1. — M. Cardon avait passé une partie de sa vie dans la marine marchande, en qualité de médecin de baleinier, et y avait puisé des habitudes et des idées un peu matérielles ; retiré dans le village de J…, il y exerçait la modeste profession de médecin de campagne. Depuis quelque temps il avait acquis la certitude qu’il était atteint d’une hypertrophie du cœur, et, sachant que cette maladie est incurable, la pensée de la mort le plongeait dans une sombre mélancolie dont rien ne pouvait le distraire. Deux mois d’avance environ, il prédit sa fin à jour fixe ; quand il se vit près de mourir, il réunit sa famille autour de lui pour lui dire un dernier adieu. Sa femme, sa mère, ses trois enfants et d’autres parents étaient rassemblés autour de son lit ; au moment où sa femme essayait de le soulever, il s’affaissa, devint d’un bleu livide, ses yeux se fermèrent et on le crut mort ; sa femme se plaça devant lui pour cacher ce spectacle à ses enfants. Après quelques minutes il rouvrit les yeux ; sa figure, pour ainsi dire illuminée, prit une expression de radieuse béatitude, et il s’écria :
« Oh ! mes enfants, que c’est beau ! que c’est sublime ! Oh ! la mort ! quel bienfait ! quelle douce chose ! J’étais mort, et j’ai senti mon âme s’élever bien haut, bien haut ; mais Dieu m’a permis de revenir pour vous dire : « Ne redoutez plus la mort, c’est la délivrance… » Que ne puis-je vous dépeindre la magnificence de ce que j’ai vu et les impressions dont je me suis senti pénétré ! Mais vous ne pourriez le comprendre… Oh ! mes enfants, conduisez-vous toujours de manière à mériter cette ineffable félicité, réservée aux hommes de bien ; vivez selon la charité ; si vous avez quelque chose, donnez-en une partie à ceux qui manquent du nécessaire… Ma chère femme, je te laisse dans une position qui n’est pas heureuse ; on nous doit de l’argent, mais, je t’en conjure, ne tourmente pas ceux qui nous doivent ; s’ils sont dans la gêne, attends qu’ils puissent s’acquitter, et ceux qui ne le pourront pas, fais-en le sacrifice : Dieu t’en récompensera. Toi, mon fils, travaille pour soutenir ta mère ; sois toujours honnête homme et garde-toi de rien faire qui puisse déshonorer notre famille. Prends cette croix qui vient de ma mère ; ne la quitte pas, et qu’elle te rappelle toujours mes derniers conseils… Mes enfants, aidez-vous et soutenez-vous mutuellement ; que la bonne harmonie règne entre vous ; ne soyez ni vains, ni orgueilleux ; pardonnez à vos ennemis, si vous voulez que Dieu vous pardonne… »

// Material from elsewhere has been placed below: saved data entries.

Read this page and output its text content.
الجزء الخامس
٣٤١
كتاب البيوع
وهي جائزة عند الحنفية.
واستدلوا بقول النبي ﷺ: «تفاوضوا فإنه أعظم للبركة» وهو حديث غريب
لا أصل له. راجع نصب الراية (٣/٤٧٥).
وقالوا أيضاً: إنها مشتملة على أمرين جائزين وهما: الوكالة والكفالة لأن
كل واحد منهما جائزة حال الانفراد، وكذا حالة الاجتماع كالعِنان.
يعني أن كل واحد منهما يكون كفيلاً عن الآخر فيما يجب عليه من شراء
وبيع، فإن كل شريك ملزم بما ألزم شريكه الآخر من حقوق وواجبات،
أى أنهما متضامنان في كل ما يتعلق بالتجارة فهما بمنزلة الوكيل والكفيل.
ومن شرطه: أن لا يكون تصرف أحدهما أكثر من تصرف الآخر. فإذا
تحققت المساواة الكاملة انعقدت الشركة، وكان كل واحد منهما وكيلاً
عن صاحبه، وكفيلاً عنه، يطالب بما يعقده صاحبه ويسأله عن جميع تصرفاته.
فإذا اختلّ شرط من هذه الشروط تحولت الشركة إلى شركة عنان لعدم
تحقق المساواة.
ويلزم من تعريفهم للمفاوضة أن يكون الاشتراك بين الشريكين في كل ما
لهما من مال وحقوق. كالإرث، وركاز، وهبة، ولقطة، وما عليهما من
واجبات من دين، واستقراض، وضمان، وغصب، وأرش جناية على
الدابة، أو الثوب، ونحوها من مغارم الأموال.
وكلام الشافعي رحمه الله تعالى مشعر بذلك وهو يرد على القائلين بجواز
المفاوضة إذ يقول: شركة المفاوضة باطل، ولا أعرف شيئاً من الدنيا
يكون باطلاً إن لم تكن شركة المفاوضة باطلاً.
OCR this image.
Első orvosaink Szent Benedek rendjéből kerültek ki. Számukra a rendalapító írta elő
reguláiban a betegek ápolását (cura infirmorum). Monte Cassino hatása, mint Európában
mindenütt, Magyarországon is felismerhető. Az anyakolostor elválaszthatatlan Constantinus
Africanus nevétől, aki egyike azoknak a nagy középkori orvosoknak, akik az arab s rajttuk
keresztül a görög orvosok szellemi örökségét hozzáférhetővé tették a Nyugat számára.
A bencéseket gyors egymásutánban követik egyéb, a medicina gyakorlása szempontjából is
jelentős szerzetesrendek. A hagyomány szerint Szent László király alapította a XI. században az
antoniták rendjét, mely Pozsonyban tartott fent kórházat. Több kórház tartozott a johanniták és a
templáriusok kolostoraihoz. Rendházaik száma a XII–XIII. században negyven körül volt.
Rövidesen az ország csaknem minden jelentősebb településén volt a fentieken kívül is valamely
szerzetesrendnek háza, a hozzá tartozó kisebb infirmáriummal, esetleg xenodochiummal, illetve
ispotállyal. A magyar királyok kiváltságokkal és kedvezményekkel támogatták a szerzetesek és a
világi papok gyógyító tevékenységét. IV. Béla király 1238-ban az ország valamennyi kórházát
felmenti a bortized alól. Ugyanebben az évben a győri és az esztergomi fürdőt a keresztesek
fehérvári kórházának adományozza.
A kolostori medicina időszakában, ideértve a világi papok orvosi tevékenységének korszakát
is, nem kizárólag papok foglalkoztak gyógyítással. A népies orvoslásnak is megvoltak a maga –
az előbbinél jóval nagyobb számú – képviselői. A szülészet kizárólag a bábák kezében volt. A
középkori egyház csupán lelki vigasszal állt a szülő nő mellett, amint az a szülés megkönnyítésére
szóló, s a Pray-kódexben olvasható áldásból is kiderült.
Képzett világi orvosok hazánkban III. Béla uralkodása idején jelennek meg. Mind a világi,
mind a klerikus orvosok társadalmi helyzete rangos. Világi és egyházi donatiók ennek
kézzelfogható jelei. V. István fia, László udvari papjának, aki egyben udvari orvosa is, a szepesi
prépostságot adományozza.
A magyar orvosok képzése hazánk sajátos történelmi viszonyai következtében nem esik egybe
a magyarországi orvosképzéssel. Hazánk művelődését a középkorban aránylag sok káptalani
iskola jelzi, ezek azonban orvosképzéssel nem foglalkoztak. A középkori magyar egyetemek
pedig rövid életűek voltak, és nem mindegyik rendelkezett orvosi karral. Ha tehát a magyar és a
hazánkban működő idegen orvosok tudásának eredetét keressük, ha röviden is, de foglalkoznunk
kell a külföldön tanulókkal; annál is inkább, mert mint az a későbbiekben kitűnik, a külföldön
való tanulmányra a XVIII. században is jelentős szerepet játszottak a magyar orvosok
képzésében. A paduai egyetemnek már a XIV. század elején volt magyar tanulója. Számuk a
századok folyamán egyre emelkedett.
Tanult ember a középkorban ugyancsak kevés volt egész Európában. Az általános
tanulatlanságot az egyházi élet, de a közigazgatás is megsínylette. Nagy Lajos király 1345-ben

Puis, ayant fait approcher ses enfants, il étendit ses mains vers eux, et ajouta : « Mes enfants, je vous bénis. » Et ses yeux se fermèrent cette fois pour toujours ; mais sa figure conserva une expression si imposante que, jusqu’au moment où il fut enseveli, une foule nombreuse vint le contempler avec admiration.
2. — Ces intéressants détails nous ayant été transmis par un ami de la famille, nous avons pensé que cette évocation pouvait être instructive pour tous, en même temps qu’elle serait utile à l’Esprit.
1. ÉVOCATION. – Rép. Je suis près de vous.
2. On nous a rapporté vos derniers instants qui nous ont ravis d’admiration. Voudriez-vous être assez bon pour nous décrire, mieux que vous ne l’avez fait, ce que vous avez vu dans l’intervalle de ce qu’on pourrait appeler vos deux morts ? — Rép. Ce que j’ai vu, pourriez-vous le comprendre ? Je ne le sais, car je ne pourrais trouver d’expressions capables de rendre compréhensible ce que j’ai pu voir pendant les quelques instants où il m’a été possible de laisser ma dépouille mortelle.
3. Vous rendez-vous compte où vous avez été ? Est-ce loin de la terre, dans une autre planète ou dans l’espace ? – R. L’Esprit ne connaît pas la valeur des distances telles que vous les envisagez. Emporté par je ne sais quel agent merveilleux, j’ai vu la splendeur d’un ciel comme nos rêves seuls pourraient le réaliser. Cette course à travers l’infini s’est faite si rapidement que je ne puis préciser les instants employés par mon Esprit.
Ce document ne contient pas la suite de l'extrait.